I'm reminded of the Machine Check registers. Linux has a boot option, mce=bootlog, to enable reading these when linux starts, to get info regarding the last reboot, if caused by a machine check, since it's likely that the previous generation couldn't log (to disk) in the MCE handler.
Linux's mce= defaults to ignoring the register contents at startup, since many BIOS are reset-happy. I bet there's places in Coreboot that do this, like the hypertransport (but I don't know of registers that matter) for example.
There are other registers that survive localized (CPU only or other scopes) resets vs power on reset (global),
The Intel 845 datasheet mentions that this depends on the board being wired correctly.

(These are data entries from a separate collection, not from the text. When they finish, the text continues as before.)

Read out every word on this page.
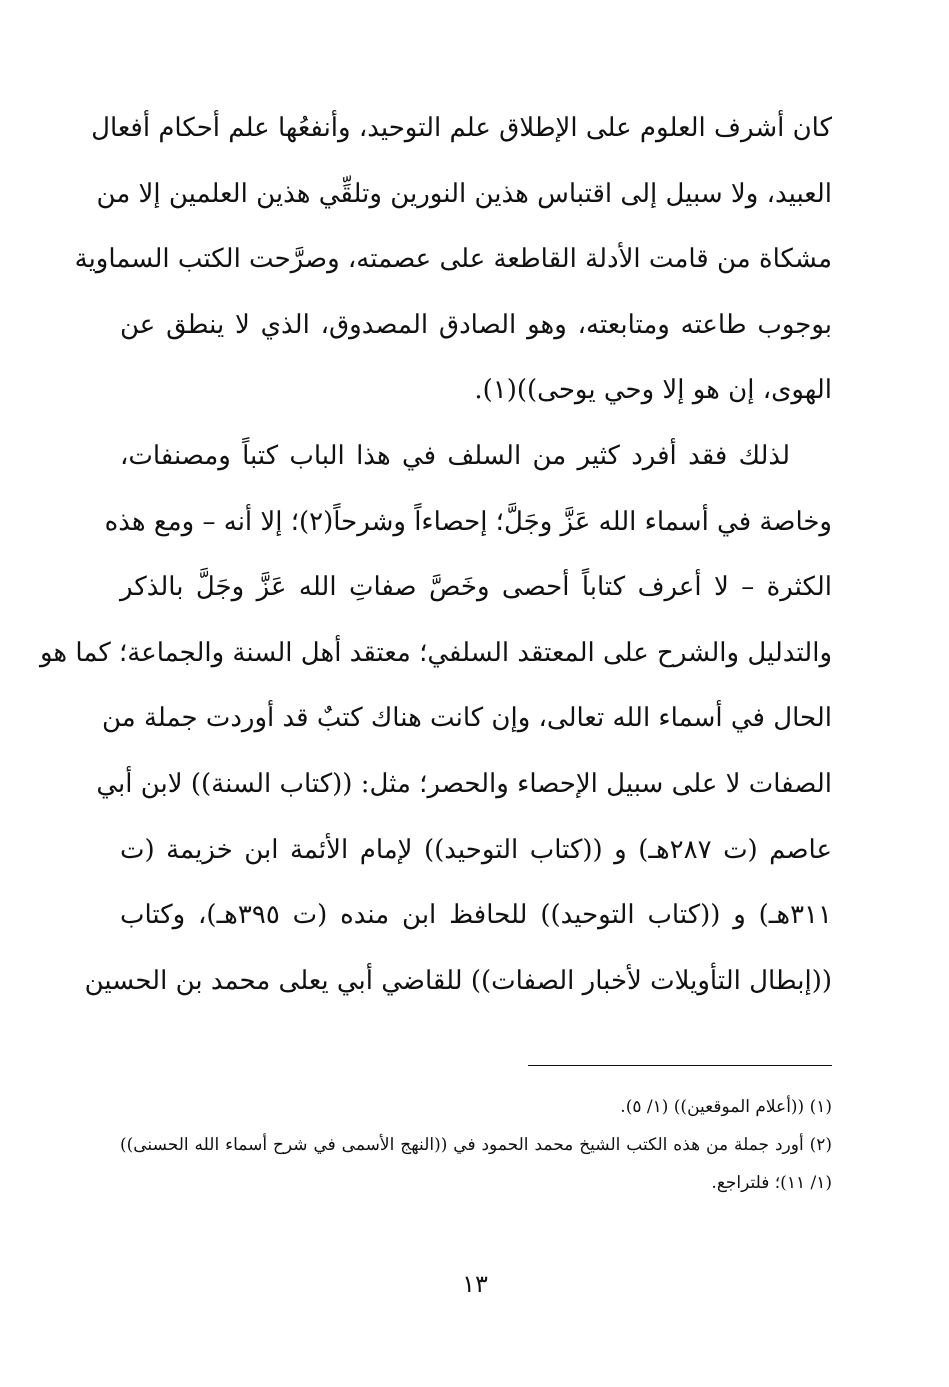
كان أشرف العلوم على الإطلاق علم التوحيد، وأنفعُها علم أحكام أفعال
العبيد، ولا سبيل إلى اقتباس هذين النورين وتلقِّي هذين العلمين إلا من
مشكاة من قامت الأدلة القاطعة على عصمته، وصرَّحت الكتب السماوية
بوجوب طاعته ومتابعته، وهو الصادق المصدوق، الذي لا ينطق عن
الهوى، إن هو إلا وحي يوحى))(١).
لذلك فقد أفرد كثير من السلف في هذا الباب كتباً ومصنفات،
وخاصة في أسماء الله عَزَّ وجَلَّ؛ إحصاءاً وشرحاً(٢)؛ إلا أنه – ومع هذه
الكثرة – لا أعرف كتاباً أحصى وخَصَّ صفاتِ الله عَزَّ وجَلَّ بالذكر
والتدليل والشرح على المعتقد السلفي؛ معتقد أهل السنة والجماعة؛ كما هو
الحال في أسماء الله تعالى، وإن كانت هناك كتبٌ قد أوردت جملة من
الصفات لا على سبيل الإحصاء والحصر؛ مثل: ((كتاب السنة)) لابن أبي
عاصم (ت ٢٨٧هـ) و ((كتاب التوحيد)) لإمام الأئمة ابن خزيمة (ت
٣١١هـ) و ((كتاب التوحيد)) للحافظ ابن منده (ت ٣٩٥هـ)، وكتاب
((إبطال التأويلات لأخبار الصفات)) للقاضي أبي يعلى محمد بن الحسين
(١) ((أعلام الموقعين)) (١/ ٥).
(٢) أورد جملة من هذه الكتب الشيخ محمد الحمود في ((النهج الأسمى في شرح أسماء الله الحسنى))
(١/ ١١)؛ فلتراجع.
١٣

The common practice of OR-ing the power-on reset (power-good) signals with the front panel reset, defeats many of these features.
Power management has made fixing some of that a requirement, dividing a system up into many power wells and reset domains, but there's bound to be boards made that just don't care. (I hope mine isn't one of them)
I'm eyeing Cisco's feature that tells you the source of the last reset, power-on, vs firmware monitor cmd, vs others.
Does anyone's hareware flag a TCO reset so the next generation can tell that's why it was booted?